Furono due le migrazioni che consentirono all’uomo moderno di uscire dall’Africa e colonizzare l’Eurasia: lo conferma una nuova analisi di dati genetici e somatici di varie popolazioni asiatiche e oceaniche condotta da una collaborazione internazionale a cui ha partecipato anche il gruppo di Guido Barbujani dell’Università di Ferrara.
Secondo le conclusioni dello studio, pubblicato sui “Proceedings of the National Academy of Sciences” a prima firma Hugo Reyes-Centeno dell’Eberhard Karls University di Tubinga, in Germania, la prima avvenne tra 100.000 e 50.000 anni fa verso l’Eurasia del sud, l’altra 50.000 anni fa verso l’Eurasia del nord.
I dati paleontologici e genetici sono concordi nell’individuare gli antenati dell’essere umano moderno in un’unica popolazione ancestrale vissuta in Africa tra 200.000 e 100.000 anni fa. Ciò che invece è ancora materia di dibattito è in che modo sia avvenuta la diaspora di questa popolazione dal continente africano. Le ipotesi in campo sono soprattutto due: la prima prevede una singola migrazione verso l’Eurasia avvenuta nel Tardo Pleistocene, tra 75.000 e 50.000 anni fa, la seconda una serie di migrazioni successive a partire da 130.000 anni fa.
Il dato di partenza su cui si confrontano i genetisti è che, via via che ci si allontana dall’Africa sub-Sahariana, diminuisce sia la variabilità genetica delle popolazioni, sia la loro variabilità fenotipica, in particolare della conformazione del cranio. Il fenomeno è stato interpretato da alcuni studiosi ipotizzando che la popolazione iniziale degli esseri umani si sia allontanata rapidamente dall’Africa procedendo verso est, e si sia poi suddivisa in diversi piccoli gruppi, formati da un numero limitato di individui. Da ciascuno di questi gruppi si sarebbero sviluppate delle sottopopolazioni che conservano solo un piccola parte della variabilità genetica e somatica della popolazione originaria, secondo il cosiddetto “effetto del fondatore”.
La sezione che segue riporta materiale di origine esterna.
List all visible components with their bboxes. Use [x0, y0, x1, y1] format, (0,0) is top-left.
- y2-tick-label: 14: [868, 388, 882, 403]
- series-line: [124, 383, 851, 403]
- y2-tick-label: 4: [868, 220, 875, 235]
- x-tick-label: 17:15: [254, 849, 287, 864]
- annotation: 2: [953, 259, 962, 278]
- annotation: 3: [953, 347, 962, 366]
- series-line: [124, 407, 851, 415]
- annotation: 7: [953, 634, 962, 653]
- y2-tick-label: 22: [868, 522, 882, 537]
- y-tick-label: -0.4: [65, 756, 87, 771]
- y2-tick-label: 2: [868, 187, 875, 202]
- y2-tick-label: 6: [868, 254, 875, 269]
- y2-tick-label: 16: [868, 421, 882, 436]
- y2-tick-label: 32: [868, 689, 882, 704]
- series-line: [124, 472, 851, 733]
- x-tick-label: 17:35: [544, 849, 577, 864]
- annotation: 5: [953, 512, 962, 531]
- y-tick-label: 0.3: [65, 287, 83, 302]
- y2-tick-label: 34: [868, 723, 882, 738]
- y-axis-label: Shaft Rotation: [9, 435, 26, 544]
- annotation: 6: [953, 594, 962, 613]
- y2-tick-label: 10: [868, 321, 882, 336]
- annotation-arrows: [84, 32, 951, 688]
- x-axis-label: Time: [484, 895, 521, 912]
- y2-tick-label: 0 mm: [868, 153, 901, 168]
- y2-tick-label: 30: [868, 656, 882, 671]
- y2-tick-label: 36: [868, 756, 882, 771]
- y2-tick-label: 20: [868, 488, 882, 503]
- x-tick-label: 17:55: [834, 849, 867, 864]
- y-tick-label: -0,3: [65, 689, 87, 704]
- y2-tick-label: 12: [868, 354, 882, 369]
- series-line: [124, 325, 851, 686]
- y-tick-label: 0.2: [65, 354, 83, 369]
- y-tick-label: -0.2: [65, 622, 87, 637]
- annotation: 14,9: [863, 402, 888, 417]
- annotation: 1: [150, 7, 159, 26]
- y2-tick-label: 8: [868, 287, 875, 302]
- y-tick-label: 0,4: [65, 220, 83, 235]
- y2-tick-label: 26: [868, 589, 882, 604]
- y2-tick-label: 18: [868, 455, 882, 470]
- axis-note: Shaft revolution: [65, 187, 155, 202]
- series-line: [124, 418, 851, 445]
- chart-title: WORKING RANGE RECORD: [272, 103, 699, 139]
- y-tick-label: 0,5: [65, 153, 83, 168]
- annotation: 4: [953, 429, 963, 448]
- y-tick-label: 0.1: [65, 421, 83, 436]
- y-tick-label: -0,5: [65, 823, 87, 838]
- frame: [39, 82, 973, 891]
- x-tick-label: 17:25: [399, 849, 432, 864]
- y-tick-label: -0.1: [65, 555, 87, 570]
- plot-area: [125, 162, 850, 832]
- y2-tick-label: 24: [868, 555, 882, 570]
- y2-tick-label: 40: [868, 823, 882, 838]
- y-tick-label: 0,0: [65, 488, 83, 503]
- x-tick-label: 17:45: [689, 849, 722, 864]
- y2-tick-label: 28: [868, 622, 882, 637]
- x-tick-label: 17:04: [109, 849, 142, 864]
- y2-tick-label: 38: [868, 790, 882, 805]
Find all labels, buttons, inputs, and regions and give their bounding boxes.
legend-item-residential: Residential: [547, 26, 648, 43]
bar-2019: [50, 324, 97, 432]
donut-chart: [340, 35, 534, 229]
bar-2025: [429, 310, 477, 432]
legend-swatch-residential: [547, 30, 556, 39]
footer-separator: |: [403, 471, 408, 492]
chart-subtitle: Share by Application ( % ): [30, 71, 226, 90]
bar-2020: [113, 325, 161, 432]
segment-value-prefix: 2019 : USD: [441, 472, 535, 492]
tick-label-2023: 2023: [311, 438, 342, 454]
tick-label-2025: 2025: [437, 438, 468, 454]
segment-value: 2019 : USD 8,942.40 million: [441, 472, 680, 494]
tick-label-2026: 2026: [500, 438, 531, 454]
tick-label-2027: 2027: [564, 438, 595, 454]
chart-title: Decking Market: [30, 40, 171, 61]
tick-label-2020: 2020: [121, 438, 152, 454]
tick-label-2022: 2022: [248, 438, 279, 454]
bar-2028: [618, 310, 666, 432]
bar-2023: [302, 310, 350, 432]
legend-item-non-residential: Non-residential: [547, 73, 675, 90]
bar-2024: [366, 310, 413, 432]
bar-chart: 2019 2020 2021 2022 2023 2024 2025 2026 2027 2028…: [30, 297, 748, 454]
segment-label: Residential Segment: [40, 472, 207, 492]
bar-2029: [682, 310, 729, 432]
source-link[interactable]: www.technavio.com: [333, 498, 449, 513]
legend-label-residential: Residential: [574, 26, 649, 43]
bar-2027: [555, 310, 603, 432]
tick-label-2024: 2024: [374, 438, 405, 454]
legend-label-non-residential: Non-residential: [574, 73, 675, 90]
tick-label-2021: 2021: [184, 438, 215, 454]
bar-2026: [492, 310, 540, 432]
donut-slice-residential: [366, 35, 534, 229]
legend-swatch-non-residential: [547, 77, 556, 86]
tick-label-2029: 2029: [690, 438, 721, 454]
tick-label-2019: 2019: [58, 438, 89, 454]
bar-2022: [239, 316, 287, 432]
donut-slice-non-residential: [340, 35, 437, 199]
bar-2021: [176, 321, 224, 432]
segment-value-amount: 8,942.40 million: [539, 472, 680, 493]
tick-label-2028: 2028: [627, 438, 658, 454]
La diminuzione di diversità genetica e somatica con l’allontanamento dall’Africa è però compatibile anche con un altro modello di diaspora, che prevede una prima migrazione tra 100.000 e 50.000 anni fa, lungo una rotta costiera verso sud, seguita da una seconda migrazione, avvenuta circa 50.000 anni fa, che, attraverso l’attuale Medio Oriente, portò i primi umani verso l’Eurasia del nord. Questa doppia migrazione avrebbe dovuto lasciare una traccia genetica nelle popolazioni dell’Asia e dell’Oceania.
In quest’ultimo studio Reyes-Centeno e colleghi hanno usato un’ampia base di dati genetici e somatici, in particolare della forma del cranio, delle popolazioni moderne per mettere a confronto i due modelli. Secondo le loro conclusioni, sia i dati genetici sia quelli somatici supportano l’ipotesi della doppia migrazione. In particolare, le popolazioni dei nativi australiani, del melanesiani, dei papuani e altre popolazioni dei Sud-Est asiatico sarebbero dirette discendenti della prima migrazione verso sud, mentre il resto delle popolazioni dell’Asia sono il frutto della seconda migrazione e di successivi mescolamenti con individui della prima.